We met a couple at Lake Medina who were planning to move here and then on to Lake Conroe.  Typically when we meet someone at a campground they move on or we move on and we don’t see each other again.  In this case they moved here the day before we did and today they moved on to Lake Conroe; we’ll follow them there on Sunday.  So we’re getting to know each other a bit and last night they dragged us along to a party night in the local town.  They called it Lady’s Night Out but there were lots of guys out too.  It was pretty hokey but we got a glass of wine and some bad hors d’oeuvres for $5 each so it wasn’t a completely wasted evening.  Its coming up to Christmas so every local crafting fool had a booth set up to sell whatever crap they think people should buy in the name of Christmas.  Its mind boggling what some people will spend their money on.  One guy had actually twisted barb wire in the shape of Christmas trees and then strung lights on them.  I think I heard him say he wanted $15 for the monstrosities but I didn’t get close enough that he might think I was interested.

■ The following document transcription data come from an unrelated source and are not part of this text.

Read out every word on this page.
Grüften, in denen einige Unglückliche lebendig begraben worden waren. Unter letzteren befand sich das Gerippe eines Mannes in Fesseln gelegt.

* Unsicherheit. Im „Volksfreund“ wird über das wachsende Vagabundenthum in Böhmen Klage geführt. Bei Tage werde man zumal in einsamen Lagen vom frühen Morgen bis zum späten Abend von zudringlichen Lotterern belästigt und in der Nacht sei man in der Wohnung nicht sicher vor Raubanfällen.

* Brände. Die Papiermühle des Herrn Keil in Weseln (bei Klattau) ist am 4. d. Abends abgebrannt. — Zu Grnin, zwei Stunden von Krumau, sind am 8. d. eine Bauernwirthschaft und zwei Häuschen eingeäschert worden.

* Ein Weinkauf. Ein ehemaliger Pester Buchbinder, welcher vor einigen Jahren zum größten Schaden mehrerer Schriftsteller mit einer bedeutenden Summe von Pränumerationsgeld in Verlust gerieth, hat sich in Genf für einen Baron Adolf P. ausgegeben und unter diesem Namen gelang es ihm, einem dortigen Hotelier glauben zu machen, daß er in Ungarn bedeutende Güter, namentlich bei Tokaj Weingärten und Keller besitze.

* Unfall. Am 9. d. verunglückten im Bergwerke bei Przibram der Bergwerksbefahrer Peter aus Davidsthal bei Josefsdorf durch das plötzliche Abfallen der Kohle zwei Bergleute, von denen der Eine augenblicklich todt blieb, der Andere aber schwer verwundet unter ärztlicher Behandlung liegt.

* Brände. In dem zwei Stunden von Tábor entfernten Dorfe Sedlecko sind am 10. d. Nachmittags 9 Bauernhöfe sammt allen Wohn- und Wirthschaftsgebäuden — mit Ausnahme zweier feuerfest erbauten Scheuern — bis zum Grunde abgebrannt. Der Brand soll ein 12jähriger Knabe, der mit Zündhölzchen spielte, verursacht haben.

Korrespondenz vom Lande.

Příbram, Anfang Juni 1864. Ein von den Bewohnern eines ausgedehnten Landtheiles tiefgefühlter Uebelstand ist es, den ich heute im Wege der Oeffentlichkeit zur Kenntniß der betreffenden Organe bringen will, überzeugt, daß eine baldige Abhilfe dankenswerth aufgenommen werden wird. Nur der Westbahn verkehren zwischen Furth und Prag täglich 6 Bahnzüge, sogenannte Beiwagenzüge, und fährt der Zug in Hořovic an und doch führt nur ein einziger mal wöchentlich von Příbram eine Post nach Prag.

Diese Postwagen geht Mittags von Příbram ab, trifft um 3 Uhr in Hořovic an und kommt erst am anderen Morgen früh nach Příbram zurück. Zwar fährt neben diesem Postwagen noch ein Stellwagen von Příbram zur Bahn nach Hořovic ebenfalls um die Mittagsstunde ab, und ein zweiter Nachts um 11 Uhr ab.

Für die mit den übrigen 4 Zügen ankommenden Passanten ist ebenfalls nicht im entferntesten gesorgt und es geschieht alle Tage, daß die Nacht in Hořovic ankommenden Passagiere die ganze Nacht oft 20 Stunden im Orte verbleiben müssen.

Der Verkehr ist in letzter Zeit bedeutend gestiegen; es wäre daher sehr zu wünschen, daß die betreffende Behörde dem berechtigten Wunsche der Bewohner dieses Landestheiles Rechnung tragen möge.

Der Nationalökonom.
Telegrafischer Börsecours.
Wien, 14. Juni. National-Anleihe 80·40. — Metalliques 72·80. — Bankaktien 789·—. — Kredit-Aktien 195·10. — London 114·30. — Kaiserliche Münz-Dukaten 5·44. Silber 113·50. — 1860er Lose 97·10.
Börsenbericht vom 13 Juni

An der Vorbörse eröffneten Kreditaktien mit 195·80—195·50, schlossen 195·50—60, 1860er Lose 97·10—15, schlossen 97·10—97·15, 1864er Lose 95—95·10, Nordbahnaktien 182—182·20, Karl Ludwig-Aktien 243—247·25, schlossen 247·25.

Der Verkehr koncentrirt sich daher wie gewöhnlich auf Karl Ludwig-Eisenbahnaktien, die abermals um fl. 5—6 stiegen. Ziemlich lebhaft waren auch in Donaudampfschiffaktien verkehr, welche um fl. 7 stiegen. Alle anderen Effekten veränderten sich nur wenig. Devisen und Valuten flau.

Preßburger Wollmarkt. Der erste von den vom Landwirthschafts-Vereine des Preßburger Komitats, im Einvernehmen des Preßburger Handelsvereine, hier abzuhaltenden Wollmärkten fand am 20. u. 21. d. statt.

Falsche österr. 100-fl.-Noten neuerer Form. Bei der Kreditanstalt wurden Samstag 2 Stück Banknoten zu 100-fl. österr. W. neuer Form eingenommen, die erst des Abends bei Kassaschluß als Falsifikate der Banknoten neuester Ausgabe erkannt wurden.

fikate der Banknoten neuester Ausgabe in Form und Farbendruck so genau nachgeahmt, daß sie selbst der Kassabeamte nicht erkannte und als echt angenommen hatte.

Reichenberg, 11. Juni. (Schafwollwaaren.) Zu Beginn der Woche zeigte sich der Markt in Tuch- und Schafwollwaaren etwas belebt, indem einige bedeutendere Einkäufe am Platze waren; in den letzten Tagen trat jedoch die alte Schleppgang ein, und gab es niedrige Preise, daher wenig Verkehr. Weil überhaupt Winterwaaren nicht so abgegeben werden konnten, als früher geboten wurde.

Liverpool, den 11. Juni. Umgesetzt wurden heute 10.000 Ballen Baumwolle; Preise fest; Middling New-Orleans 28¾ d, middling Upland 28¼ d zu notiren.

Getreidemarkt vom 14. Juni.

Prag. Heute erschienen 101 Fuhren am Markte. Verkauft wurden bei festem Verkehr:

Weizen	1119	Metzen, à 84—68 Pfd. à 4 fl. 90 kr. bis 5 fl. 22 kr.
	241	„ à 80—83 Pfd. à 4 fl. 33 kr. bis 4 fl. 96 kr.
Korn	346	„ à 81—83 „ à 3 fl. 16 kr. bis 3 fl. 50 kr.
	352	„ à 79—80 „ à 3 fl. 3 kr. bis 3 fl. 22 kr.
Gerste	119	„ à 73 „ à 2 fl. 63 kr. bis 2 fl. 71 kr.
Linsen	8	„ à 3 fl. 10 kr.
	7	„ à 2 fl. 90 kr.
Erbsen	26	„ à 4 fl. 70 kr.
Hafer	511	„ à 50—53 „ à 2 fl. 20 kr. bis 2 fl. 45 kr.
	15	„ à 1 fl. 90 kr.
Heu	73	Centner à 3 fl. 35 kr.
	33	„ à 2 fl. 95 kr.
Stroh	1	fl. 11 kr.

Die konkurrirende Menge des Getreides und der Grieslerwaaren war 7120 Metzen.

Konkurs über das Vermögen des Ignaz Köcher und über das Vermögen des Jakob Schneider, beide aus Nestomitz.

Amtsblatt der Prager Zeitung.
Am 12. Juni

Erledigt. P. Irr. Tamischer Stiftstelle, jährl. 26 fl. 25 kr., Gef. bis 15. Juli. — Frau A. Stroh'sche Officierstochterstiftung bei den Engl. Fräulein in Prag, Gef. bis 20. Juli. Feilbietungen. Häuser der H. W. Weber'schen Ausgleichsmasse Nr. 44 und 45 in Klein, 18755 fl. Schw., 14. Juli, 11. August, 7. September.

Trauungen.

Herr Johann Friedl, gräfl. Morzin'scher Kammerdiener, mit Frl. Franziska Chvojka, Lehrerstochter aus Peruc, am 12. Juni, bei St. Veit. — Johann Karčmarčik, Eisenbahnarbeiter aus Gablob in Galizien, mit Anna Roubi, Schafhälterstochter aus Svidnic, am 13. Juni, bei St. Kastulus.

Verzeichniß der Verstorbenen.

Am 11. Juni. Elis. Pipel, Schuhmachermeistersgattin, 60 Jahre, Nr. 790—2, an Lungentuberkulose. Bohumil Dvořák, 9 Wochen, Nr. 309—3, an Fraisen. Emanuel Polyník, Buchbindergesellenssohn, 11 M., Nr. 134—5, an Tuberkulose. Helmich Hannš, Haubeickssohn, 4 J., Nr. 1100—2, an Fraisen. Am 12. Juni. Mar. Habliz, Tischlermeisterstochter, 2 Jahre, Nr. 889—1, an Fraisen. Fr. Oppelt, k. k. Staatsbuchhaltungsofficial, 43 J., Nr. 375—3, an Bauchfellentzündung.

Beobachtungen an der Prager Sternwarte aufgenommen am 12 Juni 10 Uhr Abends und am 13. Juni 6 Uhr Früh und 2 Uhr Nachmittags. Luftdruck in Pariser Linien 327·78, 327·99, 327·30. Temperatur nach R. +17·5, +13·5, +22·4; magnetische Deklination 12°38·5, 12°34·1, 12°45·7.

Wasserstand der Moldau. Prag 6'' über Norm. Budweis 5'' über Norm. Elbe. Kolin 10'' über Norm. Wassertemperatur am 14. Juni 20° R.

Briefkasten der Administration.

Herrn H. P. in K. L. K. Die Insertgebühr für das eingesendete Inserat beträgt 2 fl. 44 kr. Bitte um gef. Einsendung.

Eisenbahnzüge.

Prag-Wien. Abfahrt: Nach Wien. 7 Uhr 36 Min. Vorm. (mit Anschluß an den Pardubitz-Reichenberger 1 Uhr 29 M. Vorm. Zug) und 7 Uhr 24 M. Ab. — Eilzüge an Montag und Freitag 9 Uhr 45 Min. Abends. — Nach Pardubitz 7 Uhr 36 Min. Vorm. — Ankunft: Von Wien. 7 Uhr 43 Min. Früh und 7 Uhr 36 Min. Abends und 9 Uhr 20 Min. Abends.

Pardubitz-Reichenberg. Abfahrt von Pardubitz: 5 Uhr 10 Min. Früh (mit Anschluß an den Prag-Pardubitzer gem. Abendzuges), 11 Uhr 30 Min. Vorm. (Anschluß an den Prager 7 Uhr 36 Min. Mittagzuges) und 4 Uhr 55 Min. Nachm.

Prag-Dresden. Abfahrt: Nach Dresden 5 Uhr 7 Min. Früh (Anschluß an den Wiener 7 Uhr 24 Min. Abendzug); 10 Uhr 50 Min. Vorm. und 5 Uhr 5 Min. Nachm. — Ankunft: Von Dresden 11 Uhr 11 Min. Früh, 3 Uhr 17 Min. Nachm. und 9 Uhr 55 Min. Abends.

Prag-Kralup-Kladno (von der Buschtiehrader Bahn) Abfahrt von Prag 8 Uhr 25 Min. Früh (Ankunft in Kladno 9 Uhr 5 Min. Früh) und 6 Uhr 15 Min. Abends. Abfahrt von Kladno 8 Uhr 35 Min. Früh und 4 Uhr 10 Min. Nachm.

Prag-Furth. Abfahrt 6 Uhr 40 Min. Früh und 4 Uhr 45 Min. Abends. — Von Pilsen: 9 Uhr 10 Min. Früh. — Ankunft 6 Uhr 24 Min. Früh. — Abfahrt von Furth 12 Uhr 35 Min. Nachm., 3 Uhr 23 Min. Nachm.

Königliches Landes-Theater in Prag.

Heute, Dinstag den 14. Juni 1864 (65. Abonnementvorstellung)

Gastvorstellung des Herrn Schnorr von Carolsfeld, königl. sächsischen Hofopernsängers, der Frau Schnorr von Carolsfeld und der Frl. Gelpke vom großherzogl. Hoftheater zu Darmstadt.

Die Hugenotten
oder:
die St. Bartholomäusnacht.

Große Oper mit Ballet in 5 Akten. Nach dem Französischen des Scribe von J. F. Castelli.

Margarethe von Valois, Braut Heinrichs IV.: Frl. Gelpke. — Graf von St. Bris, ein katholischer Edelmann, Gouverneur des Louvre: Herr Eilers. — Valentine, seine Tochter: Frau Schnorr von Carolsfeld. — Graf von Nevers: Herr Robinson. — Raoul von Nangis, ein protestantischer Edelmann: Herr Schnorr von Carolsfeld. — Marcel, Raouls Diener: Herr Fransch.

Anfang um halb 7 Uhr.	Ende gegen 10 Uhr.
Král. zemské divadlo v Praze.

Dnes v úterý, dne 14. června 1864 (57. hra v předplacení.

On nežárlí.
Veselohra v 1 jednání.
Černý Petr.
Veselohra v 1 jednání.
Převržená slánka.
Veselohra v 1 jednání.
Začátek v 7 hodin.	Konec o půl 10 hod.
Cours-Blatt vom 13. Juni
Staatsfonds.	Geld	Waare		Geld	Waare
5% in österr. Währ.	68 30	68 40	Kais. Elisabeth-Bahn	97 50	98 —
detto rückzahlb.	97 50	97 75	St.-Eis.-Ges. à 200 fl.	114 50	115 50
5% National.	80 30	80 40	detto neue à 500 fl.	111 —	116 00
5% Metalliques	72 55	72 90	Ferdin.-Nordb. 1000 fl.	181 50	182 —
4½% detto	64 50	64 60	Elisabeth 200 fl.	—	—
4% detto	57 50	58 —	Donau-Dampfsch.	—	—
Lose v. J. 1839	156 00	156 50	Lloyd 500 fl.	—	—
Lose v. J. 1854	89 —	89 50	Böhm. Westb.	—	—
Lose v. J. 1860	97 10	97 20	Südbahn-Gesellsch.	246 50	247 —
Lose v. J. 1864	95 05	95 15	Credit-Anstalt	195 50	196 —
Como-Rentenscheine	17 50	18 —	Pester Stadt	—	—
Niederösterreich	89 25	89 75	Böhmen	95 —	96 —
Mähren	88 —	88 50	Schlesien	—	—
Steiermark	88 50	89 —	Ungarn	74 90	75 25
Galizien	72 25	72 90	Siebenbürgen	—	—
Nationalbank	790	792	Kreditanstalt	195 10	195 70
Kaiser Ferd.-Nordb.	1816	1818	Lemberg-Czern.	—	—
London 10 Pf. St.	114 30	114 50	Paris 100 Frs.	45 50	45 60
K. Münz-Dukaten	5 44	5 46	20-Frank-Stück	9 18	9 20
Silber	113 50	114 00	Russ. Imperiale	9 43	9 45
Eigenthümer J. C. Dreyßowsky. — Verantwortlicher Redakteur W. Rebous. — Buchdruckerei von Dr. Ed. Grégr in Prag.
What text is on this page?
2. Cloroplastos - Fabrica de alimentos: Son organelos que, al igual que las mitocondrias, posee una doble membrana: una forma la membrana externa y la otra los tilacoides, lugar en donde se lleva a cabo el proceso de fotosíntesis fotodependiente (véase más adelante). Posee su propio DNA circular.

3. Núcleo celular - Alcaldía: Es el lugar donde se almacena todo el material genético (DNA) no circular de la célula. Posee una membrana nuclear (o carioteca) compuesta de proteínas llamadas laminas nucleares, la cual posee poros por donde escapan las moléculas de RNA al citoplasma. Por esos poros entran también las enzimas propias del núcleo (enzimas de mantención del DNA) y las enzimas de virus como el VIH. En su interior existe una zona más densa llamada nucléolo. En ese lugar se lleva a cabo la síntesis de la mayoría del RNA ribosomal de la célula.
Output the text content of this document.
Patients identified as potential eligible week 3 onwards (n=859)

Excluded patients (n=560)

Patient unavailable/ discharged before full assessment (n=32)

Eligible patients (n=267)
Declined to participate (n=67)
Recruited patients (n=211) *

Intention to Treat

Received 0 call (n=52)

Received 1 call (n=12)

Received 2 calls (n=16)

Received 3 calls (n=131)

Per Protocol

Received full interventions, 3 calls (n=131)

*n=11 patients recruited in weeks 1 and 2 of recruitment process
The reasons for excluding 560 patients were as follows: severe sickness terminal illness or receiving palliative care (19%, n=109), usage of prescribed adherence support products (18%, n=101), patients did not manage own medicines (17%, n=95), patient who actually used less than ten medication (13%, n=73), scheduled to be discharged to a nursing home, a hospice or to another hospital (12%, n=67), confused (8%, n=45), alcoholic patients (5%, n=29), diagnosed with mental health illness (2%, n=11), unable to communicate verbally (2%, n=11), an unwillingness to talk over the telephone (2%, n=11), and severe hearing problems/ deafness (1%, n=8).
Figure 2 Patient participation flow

Yesterday I got confirmation that my equipment should be in Navasota by Tuesday at the latest.  That means there’s a chance we’ll be out of here and maybe even back to the boat by Christmas.  For a while there I thought we might still be here for New Years so its good to be able to almost see the end of this project.  Not that I’m excited to get back to the prairie cold – this Texas winter is pretty easy to get used to.

Really good food science

It seems that pretty well every enviro-fool thinks they have some advice to offer about food production.  Here’s a news flash – just because you can find your cake hole to feed yourself doesn’t make you an authority on food production.  If you don’t understand why Haber-Bosch is fundamental to our lifestyle then you aren’t competent to comment on food production. 

Here’s an excellent video that talks about the importance of plant breeding.  When the seed goes in the ground the potential yield is limited only by the genetic potential of the seed.  After seeding there are a host of factors that influence yield – nutrition, moisture, parasites, disease and others – but at the time the seed goes in the ground the only limit on it’s potential yield is genetic.  You can think of genetic potential as an ultimate yield that is determined by the seed’s genetic makeup and then gets picked away at by all those other factors.  Without good breeding programs tailored to the local climate and management you can never have high yields.  And without high yields we all pay more and go to bed hungrier.